Soixante-douze ans après la parution de L’Étranger, Kamel Daoud propose une réécriture fracassante de l’un des plus grands monuments de la littérature française contemporaine. L’auteur algérien, pour son premier roman, donne la parole au frère de l’ « Arabe » tué par Meursault, éclaboussant l’œuvre d’une lumière nouvelle.
Un nouveau narrateur pour une même intrigue : prolongement, confusion et décalage
Le roman de Kamel Daoud est d’abord un prolongement temporel. L’intrigue se situe soixante-dix ans après les faits, de nos jours donc ; le temps a passé après l’histoire de Meursault. Ce dernier est mort, comme le laissait présager la fin du roman de Camus. Mais avant, à l’ombre de sa cellule d’Alger, il a écrit son histoire.

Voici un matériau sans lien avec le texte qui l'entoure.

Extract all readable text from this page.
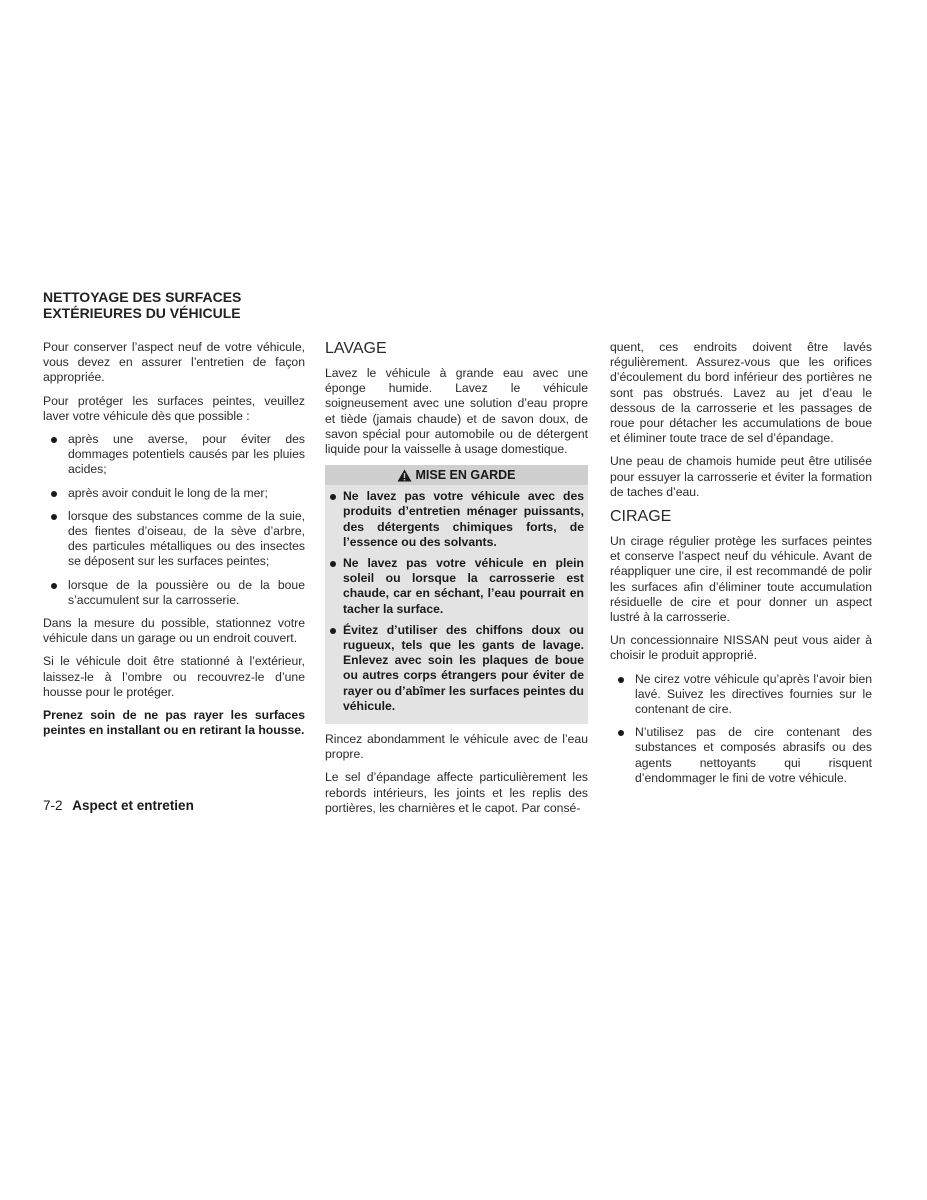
NETTOYAGE DES SURFACES EXTÉRIEURES DU VÉHICULE

Pour conserver l’aspect neuf de votre véhicule, vous devez en assurer l’entretien de façon appropriée.

Pour protéger les surfaces peintes, veuillez laver votre véhicule dès que possible :

après une averse, pour éviter des dommages potentiels causés par les pluies acides;
après avoir conduit le long de la mer;
lorsque des substances comme de la suie, des fientes d’oiseau, de la sève d’arbre, des particules métalliques ou des insectes se déposent sur les surfaces peintes;
lorsque de la poussière ou de la boue s’accumulent sur la carrosserie.

Dans la mesure du possible, stationnez votre véhicule dans un garage ou un endroit couvert.

Si le véhicule doit être stationné à l’extérieur, laissez-le à l’ombre ou recouvrez-le d’une housse pour le protéger.

Prenez soin de ne pas rayer les surfaces peintes en installant ou en retirant la housse.

LAVAGE

Lavez le véhicule à grande eau avec une éponge humide. Lavez le véhicule soigneusement avec une solution d’eau propre et tiède (jamais chaude) et de savon doux, de savon spécial pour automobile ou de détergent liquide pour la vaisselle à usage domestique.

MISE EN GARDE
Ne lavez pas votre véhicule avec des produits d’entretien ménager puissants, des détergents chimiques forts, de l’essence ou des solvants.
Ne lavez pas votre véhicule en plein soleil ou lorsque la carrosserie est chaude, car en séchant, l’eau pourrait en tacher la surface.
Évitez d’utiliser des chiffons doux ou rugueux, tels que les gants de lavage. Enlevez avec soin les plaques de boue ou autres corps étrangers pour éviter de rayer ou d’abîmer les surfaces peintes du véhicule.

Rincez abondamment le véhicule avec de l’eau propre.

Le sel d’épandage affecte particulièrement les rebords intérieurs, les joints et les replis des portières, les charnières et le capot. Par consé-

quent, ces endroits doivent être lavés régulièrement. Assurez-vous que les orifices d’écoulement du bord inférieur des portières ne sont pas obstrués. Lavez au jet d’eau le dessous de la carrosserie et les passages de roue pour détacher les accumulations de boue et éliminer toute trace de sel d’épandage.

Une peau de chamois humide peut être utilisée pour essuyer la carrosserie et éviter la formation de taches d’eau.

CIRAGE

Un cirage régulier protège les surfaces peintes et conserve l’aspect neuf du véhicule. Avant de réappliquer une cire, il est recommandé de polir les surfaces afin d’éliminer toute accumulation résiduelle de cire et pour donner un aspect lustré à la carrosserie.

Un concessionnaire NISSAN peut vous aider à choisir le produit approprié.

Ne cirez votre véhicule qu’après l’avoir bien lavé. Suivez les directives fournies sur le contenant de cire.
N’utilisez pas de cire contenant des substances et composés abrasifs ou des agents nettoyants qui risquent d’endommager le fini de votre véhicule.
7-2 Aspect et entretien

Le temps évoqué est bien réel, historique : l’Algérie a connu, peu après le jugement de Meursault, la guerre pour son indépendance.
Cependant, il y a une confusion volontaire entre le réel et la fiction : dans l’univers de Daoud, Camus n’existe pas, il se confond en la personne d’Albert Meursault, auteur de L’Autre, roman écrit durant sa peine carcérale. L’Autre, c’est un livre qualifié de génial, autobiographique, au succès planétaire, et qui raconte l’histoire de Meursault en Algérie, le meurtre suivi du jugement: le lecteur reconnaît évidemment là L’Étranger, dont seul le titre a été modifié.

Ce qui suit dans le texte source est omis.